Y-prosemirror updateYFragment algorithm accuracy

Hello!

I’m working on a feature that allows user to compare prosemirror documents, and highlight differences between them. I’ve successfully implemented calculating and highlighting the differences, and generating a doc that works pretty much like the versions demo in the yjs repository.

One thing I’ve noticed is that updateYFragment updates the mapping pretty aggressively instead of trying to keep the changes small.

Here is an example:

The first version has the following content:

# Hello
p How is it going?

The second one has the following content:

# Hi
# Hello
p How is it going?
# Ok

An optimal update would keep “Hello” and “How is it going” the same, and insert the other two headings.
The algorithm in updateYFragment though prioritises updating nodes of the same type, regardless of their content.

let updateLeft = leftY instanceof Y.XmlElement && matchNodeName(leftY, leftP)
let updateRight = rightY instanceof Y.XmlElement && matchNodeName(rightY, rightP)
if (updateLeft && updateRight) {
  // decide which which element to update
  // ...
} else {
  // ...
}

In the case above though, because we added a new heading at the bottom, that won’t match the paragraph of the old version, and so we’ll start updating all the nodes from the top, effectively marking all the doc as changed.

Would it be possible to optimise the algorithm to output a smaller changeset? It reminds me of the stable marriage problem, which would help find the best match between nodes and keep the mapping more “stable”.

Thanks a lot for your work!

I thought about this a bit more, and realised this would mean implementing something like the Patience algorithm in git: The patience diff algorithm – The If Works

I’m still not sure how this could be applied to a tree structure though.

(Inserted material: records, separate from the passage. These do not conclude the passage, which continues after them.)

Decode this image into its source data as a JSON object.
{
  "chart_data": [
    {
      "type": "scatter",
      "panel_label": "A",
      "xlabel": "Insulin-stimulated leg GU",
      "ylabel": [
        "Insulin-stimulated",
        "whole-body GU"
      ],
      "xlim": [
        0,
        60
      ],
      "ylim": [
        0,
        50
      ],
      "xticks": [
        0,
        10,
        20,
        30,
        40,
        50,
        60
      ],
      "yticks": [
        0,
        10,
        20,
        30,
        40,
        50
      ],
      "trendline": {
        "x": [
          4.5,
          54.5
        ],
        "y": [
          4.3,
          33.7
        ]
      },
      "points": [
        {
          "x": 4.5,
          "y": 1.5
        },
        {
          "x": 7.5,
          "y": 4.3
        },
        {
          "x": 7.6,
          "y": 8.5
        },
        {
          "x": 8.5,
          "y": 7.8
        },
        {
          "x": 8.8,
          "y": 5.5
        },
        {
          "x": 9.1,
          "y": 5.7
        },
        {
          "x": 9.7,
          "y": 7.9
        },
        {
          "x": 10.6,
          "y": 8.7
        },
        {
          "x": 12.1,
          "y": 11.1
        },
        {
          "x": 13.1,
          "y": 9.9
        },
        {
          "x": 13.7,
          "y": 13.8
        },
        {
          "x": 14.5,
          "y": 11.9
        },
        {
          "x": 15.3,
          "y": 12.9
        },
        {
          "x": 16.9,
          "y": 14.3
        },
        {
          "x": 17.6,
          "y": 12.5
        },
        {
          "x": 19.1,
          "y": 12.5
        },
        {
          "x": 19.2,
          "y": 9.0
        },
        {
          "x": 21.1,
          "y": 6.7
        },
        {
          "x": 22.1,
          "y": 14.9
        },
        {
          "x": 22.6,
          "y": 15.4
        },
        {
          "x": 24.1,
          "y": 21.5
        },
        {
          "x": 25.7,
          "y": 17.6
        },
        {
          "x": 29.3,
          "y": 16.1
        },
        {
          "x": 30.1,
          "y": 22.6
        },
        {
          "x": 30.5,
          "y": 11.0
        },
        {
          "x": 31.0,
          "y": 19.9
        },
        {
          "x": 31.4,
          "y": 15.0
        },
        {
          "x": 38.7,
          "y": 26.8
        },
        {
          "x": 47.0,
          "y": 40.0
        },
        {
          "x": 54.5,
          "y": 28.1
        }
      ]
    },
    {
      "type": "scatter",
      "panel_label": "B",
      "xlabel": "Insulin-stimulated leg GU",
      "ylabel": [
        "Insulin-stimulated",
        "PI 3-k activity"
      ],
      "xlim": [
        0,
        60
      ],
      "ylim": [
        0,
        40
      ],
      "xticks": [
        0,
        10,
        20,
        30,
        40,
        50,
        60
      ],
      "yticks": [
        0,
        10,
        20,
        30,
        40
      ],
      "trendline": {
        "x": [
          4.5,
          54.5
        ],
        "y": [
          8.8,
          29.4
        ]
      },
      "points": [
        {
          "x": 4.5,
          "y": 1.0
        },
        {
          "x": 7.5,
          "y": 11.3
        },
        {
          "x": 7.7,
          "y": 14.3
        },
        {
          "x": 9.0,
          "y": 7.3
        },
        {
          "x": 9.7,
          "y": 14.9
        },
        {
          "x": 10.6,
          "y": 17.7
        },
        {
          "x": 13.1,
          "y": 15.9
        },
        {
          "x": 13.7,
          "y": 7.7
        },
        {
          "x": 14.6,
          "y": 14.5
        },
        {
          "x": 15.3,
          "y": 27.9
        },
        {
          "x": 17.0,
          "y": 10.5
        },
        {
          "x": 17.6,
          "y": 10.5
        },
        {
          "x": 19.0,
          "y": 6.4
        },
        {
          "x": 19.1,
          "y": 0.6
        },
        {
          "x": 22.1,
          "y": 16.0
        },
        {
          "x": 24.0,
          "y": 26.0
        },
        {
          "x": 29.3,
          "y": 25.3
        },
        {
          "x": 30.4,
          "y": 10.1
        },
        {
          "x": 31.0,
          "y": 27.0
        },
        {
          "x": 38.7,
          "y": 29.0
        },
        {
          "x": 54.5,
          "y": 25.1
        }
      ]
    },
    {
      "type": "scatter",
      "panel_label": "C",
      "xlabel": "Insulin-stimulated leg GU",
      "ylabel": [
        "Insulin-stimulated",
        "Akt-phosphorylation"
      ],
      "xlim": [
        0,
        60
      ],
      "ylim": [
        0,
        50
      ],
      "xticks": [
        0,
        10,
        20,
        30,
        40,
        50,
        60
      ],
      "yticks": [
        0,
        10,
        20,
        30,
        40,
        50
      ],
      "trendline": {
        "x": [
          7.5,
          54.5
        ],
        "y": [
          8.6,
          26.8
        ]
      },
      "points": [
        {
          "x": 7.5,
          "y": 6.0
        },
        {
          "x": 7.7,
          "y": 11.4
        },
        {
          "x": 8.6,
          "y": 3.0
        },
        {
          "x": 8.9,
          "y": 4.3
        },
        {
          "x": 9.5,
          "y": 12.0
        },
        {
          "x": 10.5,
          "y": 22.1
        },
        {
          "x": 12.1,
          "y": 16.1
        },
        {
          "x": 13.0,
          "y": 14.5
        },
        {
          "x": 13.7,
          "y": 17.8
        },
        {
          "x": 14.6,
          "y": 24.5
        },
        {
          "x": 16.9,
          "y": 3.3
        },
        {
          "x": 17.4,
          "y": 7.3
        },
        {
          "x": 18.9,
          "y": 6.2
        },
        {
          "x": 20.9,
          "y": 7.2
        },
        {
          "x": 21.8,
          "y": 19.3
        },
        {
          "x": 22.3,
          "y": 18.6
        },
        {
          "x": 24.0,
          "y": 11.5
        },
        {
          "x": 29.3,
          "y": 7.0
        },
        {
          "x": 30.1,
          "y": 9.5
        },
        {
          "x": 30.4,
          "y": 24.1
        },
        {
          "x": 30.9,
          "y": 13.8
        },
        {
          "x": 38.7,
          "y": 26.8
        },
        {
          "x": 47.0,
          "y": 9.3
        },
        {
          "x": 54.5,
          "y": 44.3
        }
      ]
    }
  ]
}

I understand that a minimal diff might be preferable. However, Yjs takes the approach of showing
what the user actually changed.

If you deleted 234 in the word 12345 and then re-inserted them again. Nothing changed, but you would still see that the user deleted and re-inserted the same content. I believe that we can optimize this in the future. For now, however, we focus on showing the changes and highlighting changes by user.

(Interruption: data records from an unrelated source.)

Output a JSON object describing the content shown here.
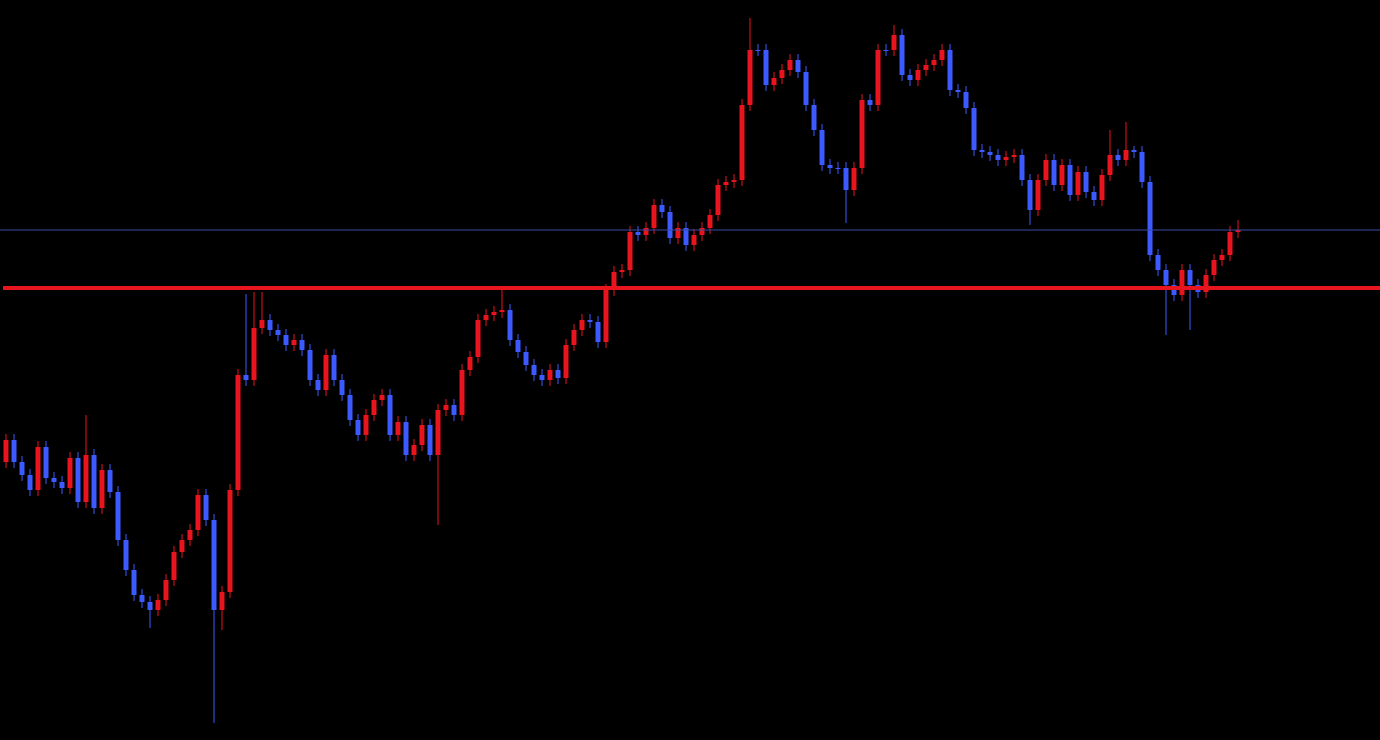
{
  "chart_data": {
    "type": "candlestick",
    "ylim": [
      0,
      740
    ],
    "up_color": "#e8141e",
    "down_color": "#3c5aff",
    "open": [
      278,
      300,
      278,
      265,
      250,
      293,
      262,
      258,
      252,
      282,
      238,
      285,
      232,
      270,
      248,
      200,
      170,
      145,
      138,
      130,
      140,
      160,
      188,
      200,
      210,
      245,
      220,
      130,
      148,
      250,
      365,
      360,
      412,
      420,
      410,
      405,
      395,
      400,
      390,
      360,
      350,
      385,
      360,
      345,
      320,
      305,
      325,
      340,
      345,
      305,
      318,
      285,
      295,
      315,
      285,
      330,
      335,
      325,
      370,
      383,
      420,
      425,
      428,
      430,
      400,
      388,
      375,
      365,
      360,
      370,
      362,
      395,
      410,
      420,
      418,
      398,
      450,
      468,
      470,
      508,
      505,
      512,
      535,
      528,
      502,
      512,
      495,
      505,
      512,
      525,
      555,
      558,
      560,
      635,
      690,
      690,
      655,
      662,
      670,
      680,
      668,
      635,
      610,
      575,
      572,
      572,
      550,
      572,
      640,
      635,
      690,
      690,
      705,
      665,
      660,
      670,
      675,
      680,
      690,
      650,
      648,
      632,
      590,
      588,
      585,
      580,
      583,
      585,
      560,
      530,
      560,
      580,
      555,
      575,
      545,
      568,
      548,
      540,
      565,
      585,
      580,
      590,
      588,
      558,
      485,
      470,
      455,
      445,
      470,
      455,
      448,
      465,
      480,
      485,
      508
    ],
    "high": [
      306,
      306,
      284,
      271,
      299,
      299,
      268,
      264,
      288,
      288,
      325,
      291,
      276,
      276,
      254,
      206,
      176,
      151,
      144,
      146,
      166,
      194,
      206,
      216,
      251,
      251,
      226,
      154,
      256,
      371,
      446,
      448,
      448,
      426,
      416,
      411,
      406,
      406,
      396,
      366,
      391,
      391,
      366,
      351,
      326,
      331,
      346,
      351,
      351,
      324,
      324,
      301,
      321,
      321,
      336,
      341,
      341,
      376,
      389,
      426,
      431,
      434,
      450,
      436,
      406,
      394,
      381,
      371,
      376,
      376,
      401,
      416,
      426,
      426,
      424,
      456,
      474,
      476,
      514,
      514,
      518,
      541,
      541,
      534,
      518,
      518,
      511,
      518,
      531,
      561,
      564,
      566,
      641,
      722,
      696,
      696,
      668,
      676,
      686,
      686,
      674,
      641,
      616,
      581,
      578,
      578,
      578,
      646,
      646,
      696,
      696,
      715,
      711,
      671,
      676,
      681,
      686,
      696,
      696,
      656,
      654,
      638,
      596,
      594,
      591,
      589,
      591,
      591,
      566,
      566,
      586,
      586,
      581,
      581,
      574,
      574,
      554,
      571,
      610,
      591,
      618,
      594,
      594,
      564,
      491,
      476,
      461,
      476,
      476,
      461,
      471,
      486,
      491,
      514,
      520
    ],
    "low": [
      272,
      272,
      259,
      244,
      244,
      256,
      252,
      246,
      246,
      232,
      232,
      226,
      226,
      242,
      194,
      164,
      139,
      132,
      112,
      124,
      134,
      154,
      182,
      194,
      204,
      214,
      17,
      110,
      142,
      244,
      354,
      354,
      406,
      404,
      399,
      389,
      389,
      384,
      354,
      344,
      344,
      354,
      339,
      314,
      299,
      299,
      319,
      334,
      299,
      299,
      279,
      279,
      289,
      279,
      215,
      324,
      319,
      319,
      364,
      377,
      414,
      419,
      422,
      394,
      382,
      369,
      359,
      354,
      354,
      356,
      356,
      389,
      404,
      412,
      392,
      392,
      444,
      462,
      464,
      499,
      499,
      506,
      522,
      496,
      496,
      489,
      489,
      499,
      506,
      519,
      549,
      552,
      554,
      629,
      684,
      649,
      649,
      656,
      664,
      662,
      629,
      604,
      569,
      566,
      566,
      517,
      544,
      566,
      629,
      629,
      684,
      684,
      659,
      654,
      654,
      664,
      669,
      674,
      644,
      642,
      626,
      584,
      582,
      579,
      574,
      574,
      577,
      554,
      515,
      524,
      554,
      549,
      549,
      539,
      539,
      542,
      534,
      534,
      559,
      574,
      574,
      582,
      552,
      479,
      464,
      405,
      439,
      439,
      410,
      442,
      442,
      459,
      474,
      479,
      502
    ],
    "close": [
      300,
      278,
      265,
      250,
      293,
      262,
      258,
      252,
      282,
      238,
      285,
      232,
      270,
      248,
      200,
      170,
      145,
      138,
      130,
      140,
      160,
      188,
      200,
      210,
      245,
      220,
      130,
      148,
      250,
      365,
      360,
      412,
      420,
      410,
      405,
      395,
      400,
      390,
      360,
      350,
      385,
      360,
      345,
      320,
      305,
      325,
      340,
      345,
      305,
      318,
      285,
      295,
      315,
      285,
      330,
      335,
      325,
      370,
      383,
      420,
      425,
      428,
      430,
      400,
      388,
      375,
      365,
      360,
      370,
      362,
      395,
      410,
      420,
      418,
      398,
      450,
      468,
      470,
      508,
      505,
      512,
      535,
      528,
      502,
      512,
      495,
      505,
      512,
      525,
      555,
      558,
      560,
      635,
      690,
      690,
      655,
      662,
      670,
      680,
      668,
      635,
      610,
      575,
      572,
      572,
      550,
      572,
      640,
      635,
      690,
      690,
      705,
      665,
      660,
      670,
      675,
      680,
      690,
      650,
      648,
      632,
      590,
      588,
      585,
      580,
      583,
      585,
      560,
      530,
      560,
      580,
      555,
      575,
      545,
      568,
      548,
      540,
      565,
      585,
      580,
      590,
      588,
      558,
      485,
      470,
      455,
      445,
      470,
      455,
      448,
      465,
      480,
      485,
      508,
      510
    ],
    "hlines": [
      {
        "value": 510,
        "color": "#3a4aa8"
      },
      {
        "value": 452,
        "color": "#e8141e"
      }
    ]
  }
}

Thank you for the response @dmonad !

I realise i’m bending yjs heavily to do something that’s not supported as the primary use case.
I need to diff two prosemirror documents that have no common history, so it’s basically only 2 updates to the shared type: the first one inserts the content of the first doc, the second one replaces everything with the content of the second doc. Then I take two snapshots and create a new doc by merging them, like shown in the versions demo.

I’ve now patched the y-prosemirror package to export all the utilities used in updateYFragment, so that I can implement a “patient” version of the algorithm, which seems to be giving good results!